Jürgen Klopps erstes Jahr in seiner neuen Rolle bei Red Bull neigt sich dem Ende zu. Seit 1. Januar ist der langjährige Trainer Head of Global Soccer beim österreichischen Getränkekonzern. Die Ankündigung im Oktober 2024 überraschte damals viele Fans - und auch Bayerns Ehrenpräsident Uli Hoeneß, wie dieser nun im OMR Podcast offenbarte. "Ich konnte ihn mir überhaupt nie vorstellen als Funktionär, der da durch die Lande fährt, nach New York, und die verschiedenen Mannschaften betreut", sagte Hoeneß.

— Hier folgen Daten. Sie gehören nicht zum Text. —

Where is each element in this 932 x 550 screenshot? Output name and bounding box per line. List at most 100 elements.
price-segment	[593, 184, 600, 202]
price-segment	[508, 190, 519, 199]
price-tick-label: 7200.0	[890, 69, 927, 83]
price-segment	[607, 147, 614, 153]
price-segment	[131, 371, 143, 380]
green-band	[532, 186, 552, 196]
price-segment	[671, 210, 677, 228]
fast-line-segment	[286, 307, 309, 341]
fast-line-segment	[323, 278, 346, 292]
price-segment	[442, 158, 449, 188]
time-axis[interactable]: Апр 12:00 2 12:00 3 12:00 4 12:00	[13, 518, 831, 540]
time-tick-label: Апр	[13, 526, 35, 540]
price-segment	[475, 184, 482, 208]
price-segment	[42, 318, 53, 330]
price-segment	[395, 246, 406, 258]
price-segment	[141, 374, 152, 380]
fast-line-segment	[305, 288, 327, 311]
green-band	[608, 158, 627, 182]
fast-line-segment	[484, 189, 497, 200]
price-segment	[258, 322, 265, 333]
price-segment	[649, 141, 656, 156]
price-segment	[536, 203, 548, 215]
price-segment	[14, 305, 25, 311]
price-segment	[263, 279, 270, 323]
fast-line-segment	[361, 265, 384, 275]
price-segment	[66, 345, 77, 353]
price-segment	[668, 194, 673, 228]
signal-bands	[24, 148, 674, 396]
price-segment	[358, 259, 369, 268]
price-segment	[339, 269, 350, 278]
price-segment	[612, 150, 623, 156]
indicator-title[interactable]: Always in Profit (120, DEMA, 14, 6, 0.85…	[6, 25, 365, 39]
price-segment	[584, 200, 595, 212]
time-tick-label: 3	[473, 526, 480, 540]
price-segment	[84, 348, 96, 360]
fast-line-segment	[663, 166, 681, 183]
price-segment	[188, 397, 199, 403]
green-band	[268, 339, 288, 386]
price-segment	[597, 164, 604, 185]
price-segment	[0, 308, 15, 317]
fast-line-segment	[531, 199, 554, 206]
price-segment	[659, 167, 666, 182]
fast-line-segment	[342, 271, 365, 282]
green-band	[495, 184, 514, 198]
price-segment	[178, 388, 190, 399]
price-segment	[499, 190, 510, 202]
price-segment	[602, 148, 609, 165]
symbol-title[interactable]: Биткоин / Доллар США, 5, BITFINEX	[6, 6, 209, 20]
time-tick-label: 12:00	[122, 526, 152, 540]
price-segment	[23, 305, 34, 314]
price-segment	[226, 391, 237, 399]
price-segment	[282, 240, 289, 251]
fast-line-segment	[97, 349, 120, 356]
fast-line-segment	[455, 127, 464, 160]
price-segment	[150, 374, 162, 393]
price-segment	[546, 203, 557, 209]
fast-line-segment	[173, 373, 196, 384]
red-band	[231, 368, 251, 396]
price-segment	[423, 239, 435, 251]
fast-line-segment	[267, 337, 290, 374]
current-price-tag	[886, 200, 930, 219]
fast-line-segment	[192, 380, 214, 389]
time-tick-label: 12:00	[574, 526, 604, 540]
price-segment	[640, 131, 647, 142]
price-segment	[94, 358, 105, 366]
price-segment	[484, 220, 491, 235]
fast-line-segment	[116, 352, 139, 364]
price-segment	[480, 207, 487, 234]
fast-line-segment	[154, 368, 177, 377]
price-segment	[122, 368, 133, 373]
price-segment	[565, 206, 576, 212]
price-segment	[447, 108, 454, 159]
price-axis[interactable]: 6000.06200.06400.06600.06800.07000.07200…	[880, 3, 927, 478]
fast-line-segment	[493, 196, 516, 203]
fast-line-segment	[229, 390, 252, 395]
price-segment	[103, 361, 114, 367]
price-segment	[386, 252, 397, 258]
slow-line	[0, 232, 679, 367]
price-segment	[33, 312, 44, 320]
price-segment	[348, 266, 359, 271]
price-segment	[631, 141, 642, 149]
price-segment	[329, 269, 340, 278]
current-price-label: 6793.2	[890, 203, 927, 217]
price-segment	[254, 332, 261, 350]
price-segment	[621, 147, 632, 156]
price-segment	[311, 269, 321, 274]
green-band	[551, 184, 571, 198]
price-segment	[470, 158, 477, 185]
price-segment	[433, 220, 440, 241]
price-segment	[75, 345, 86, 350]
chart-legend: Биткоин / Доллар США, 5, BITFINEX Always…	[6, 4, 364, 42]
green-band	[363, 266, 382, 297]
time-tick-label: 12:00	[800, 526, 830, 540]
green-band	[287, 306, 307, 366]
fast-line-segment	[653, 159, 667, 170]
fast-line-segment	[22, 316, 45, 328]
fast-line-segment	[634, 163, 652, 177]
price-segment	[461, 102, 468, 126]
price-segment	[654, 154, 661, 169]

Auch nach nun knapp elf Monaten, die Klopp in seiner neuen Rolle bereits wirkt, ist Hoeneß von der Konstellation nicht überzeugt. "Ich glaube nicht, dass es auf die Dauer ein gutes Modell wird", vermutete Hoeneß, der auch die Langlebigkeit der Zusammenarbeit anzweifelt: "Ich glaube auch nicht, dass er das ewig macht. Das kann ich mir nicht vorstellen."
Vertrag bis 2029
Seine Prognose begründete Hoeneß vor allem mit dem Wesen Klopp, der für ihn eben ein Coach und kein Manager sei. "Ich habe Jürgen Klopp immer bewundert als einen Trainer, der auf dem Platz steht, der eine Mannschaft entwickelt, der mit seiner Persönlichkeit eine Mannschaft nach vorne bringt", schwärmte Hoeneß, der nie mit Klopp zusammenarbeitete, ihn aber 2008 auf der Liste für den Trainer-Job beim FC Bayern hatte. Damals kam ein Engagement nicht zustande: Der FC Bayern holte Jürgen Klinsmann, Klopp ging nach seinem Abschied aus Mainz zu Borussia Dortmund und machte den Klub in der Folgezeit zum Dauerkonkurrenten von Hoeneß' Bayern.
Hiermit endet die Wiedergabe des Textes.